If you dont have any money on your account (like me) you get

curl https://api.openai.com/v1/audio/speech \                                                                                                                                     
  -H "Authorization: Bearer xxx" \
  -H "Content-Type: application/json" \
  -d '{
    "model": "tts-1",
    "input": "The quick brown fox jumped over the lazy dog.",
    "voice": "alloy"
  }'
{
    "error": {
        "message": "You exceeded your current quota, please check your plan and billing details. For more information on this error, read the docs: https://platform.openai.com/docs/guides/error-codes/api-errors.",
        "type": "insufficient_quota",
        "param": null,
        "code": "insufficient_quota"
    }
}
UXVirtual commented 6 months ago

I've been using open-webui as a frontend for Ollama for testing LLM models. It has support for using OpenAI's API for TTS generation on responses and it's possible to use an OpenAI API compatible local TTS for this. It typically sends a request as follows, specifying the output format:

{
    "model": "tts-1",
    "input": "Hello there, nice to meet you.",
    "voice": "fable",
    "response_format": "mp3",
    "speed": 1.0
}

The response sends back the data chunked, which is automatically handled by browsers if you assign the fetch request response to a MediaSource and use that as the src value on an Audio element (see here for an implementation)

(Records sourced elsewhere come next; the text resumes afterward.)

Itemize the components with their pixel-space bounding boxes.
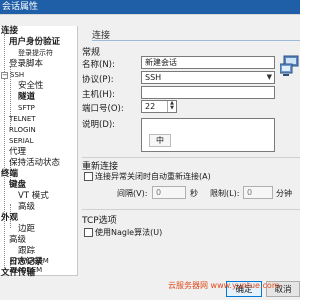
tree-item-advanced[interactable]: 高级 xyxy=(9,235,26,246)
tree-item-sftp[interactable]: SFTP xyxy=(18,103,35,114)
protocol-value: SSH xyxy=(145,73,162,82)
nagle-label[interactable]: 使用Nagle算法(U) xyxy=(95,227,162,238)
tree-item-ssh[interactable]: SSH xyxy=(10,70,24,81)
tree-item-terminal[interactable]: 终端 xyxy=(1,169,18,180)
minutes-label: 分钟 xyxy=(276,189,292,198)
tree-item-vt-mode[interactable]: VT 模式 xyxy=(18,191,49,202)
protocol-select[interactable]: SSH ▼ xyxy=(141,71,275,84)
divider xyxy=(0,14,300,15)
spinner-buttons[interactable]: ▲ ▼ xyxy=(167,101,176,112)
tree-item-proxy[interactable]: 代理 xyxy=(9,147,26,158)
name-label: 名称(N): xyxy=(82,60,115,70)
tree-item-auth[interactable]: 用户身份验证 xyxy=(9,37,60,48)
seconds-label: 秒 xyxy=(190,189,198,198)
general-group-title: 常规 xyxy=(82,48,101,58)
nagle-checkbox[interactable] xyxy=(84,228,93,237)
limit-value: 0 xyxy=(247,188,253,197)
tree-item-connection[interactable]: 连接 xyxy=(1,26,18,37)
header-divider xyxy=(92,40,300,41)
description-label: 说明(D): xyxy=(82,120,116,130)
tree-item-login-prompt[interactable]: 登录提示符 xyxy=(18,48,53,59)
tcp-group-title: TCP选项 xyxy=(82,216,117,226)
tree-item-tunnel[interactable]: 隧道 xyxy=(18,92,35,103)
tree-item-margins[interactable]: 边距 xyxy=(18,224,35,235)
separator xyxy=(82,209,300,210)
tree-item-zmodem[interactable]: ZMODEM xyxy=(10,265,42,276)
collapse-icon[interactable]: − xyxy=(1,72,8,79)
spin-down-icon[interactable]: ▼ xyxy=(168,106,176,111)
host-input[interactable] xyxy=(141,86,275,99)
tree-item-keyboard[interactable]: 键盘 xyxy=(9,180,26,191)
limit-spinner: 0 xyxy=(243,186,273,199)
tree-item-security[interactable]: 安全性 xyxy=(18,81,44,92)
interval-spinner: 0 xyxy=(152,186,186,199)
tree-item-telnet[interactable]: TELNET xyxy=(9,114,36,125)
tree-guide-line xyxy=(4,34,5,270)
name-input[interactable] xyxy=(141,56,275,69)
watermark: 云服务器网 www.yuntue.com xyxy=(168,281,280,290)
port-spinner[interactable]: 22 ▲ ▼ xyxy=(141,100,177,113)
description-textarea[interactable]: 中 xyxy=(141,118,275,152)
window-title: 会话属性 xyxy=(2,2,39,12)
separator xyxy=(82,157,300,158)
port-value: 22 xyxy=(145,102,156,111)
protocol-label: 协议(P): xyxy=(82,75,114,85)
host-label: 主机(H): xyxy=(82,90,115,100)
tree-item-serial[interactable]: SERIAL xyxy=(9,136,33,147)
chevron-down-icon: ▼ xyxy=(266,73,272,81)
ime-indicator: 中 xyxy=(149,134,171,147)
port-label: 端口号(O): xyxy=(82,104,124,114)
category-tree[interactable]: 连接 用户身份验证 登录提示符 登录脚本 − SSH 安全性 隧道 SFTP T… xyxy=(0,26,78,278)
limit-label: 限制(L): xyxy=(210,189,240,198)
tree-item-login-script[interactable]: 登录脚本 xyxy=(9,59,43,70)
tree-item-rlogin[interactable]: RLOGIN xyxy=(9,125,36,136)
auto-reconnect-checkbox[interactable] xyxy=(84,172,93,181)
tree-item-keepalive[interactable]: 保持活动状态 xyxy=(9,158,60,169)
tree-item-appearance[interactable]: 外观 xyxy=(1,213,18,224)
network-icon xyxy=(280,55,299,76)
interval-value: 0 xyxy=(156,188,162,197)
tree-item-terminal-advanced[interactable]: 高级 xyxy=(18,202,35,213)
auto-reconnect-label[interactable]: 连接异常关闭时自动重新连接(A) xyxy=(95,171,211,182)
interval-label: 间隔(V): xyxy=(117,189,148,198)
window-titlebar: 会话属性 xyxy=(0,0,300,14)
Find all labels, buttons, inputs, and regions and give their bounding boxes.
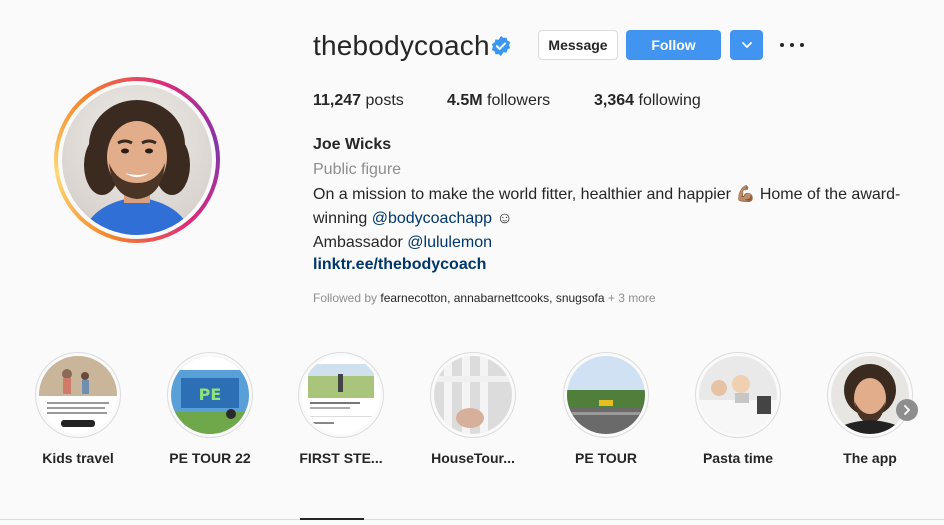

I've also been experimenting with adapting my Unity LLM frontend to work with OpenAI's API and noticed that OpenAI is able to send back raw PCM as a streaming response, which Unity can handle if you store incoming chunks of the response in a buffer and then create AudioClips on the Unity side for playback in an AudioSource. Previously I also used this approach to implement streaming support for the current AllTalk API where it returns WAV files, with some minor processing using an audio library. The PCM approach is preferred for Unity as it can just play the raw response.

jmtatsch commented 6 months ago

I am using openedai-speech now in conjunction with open-webui which works well enough for me.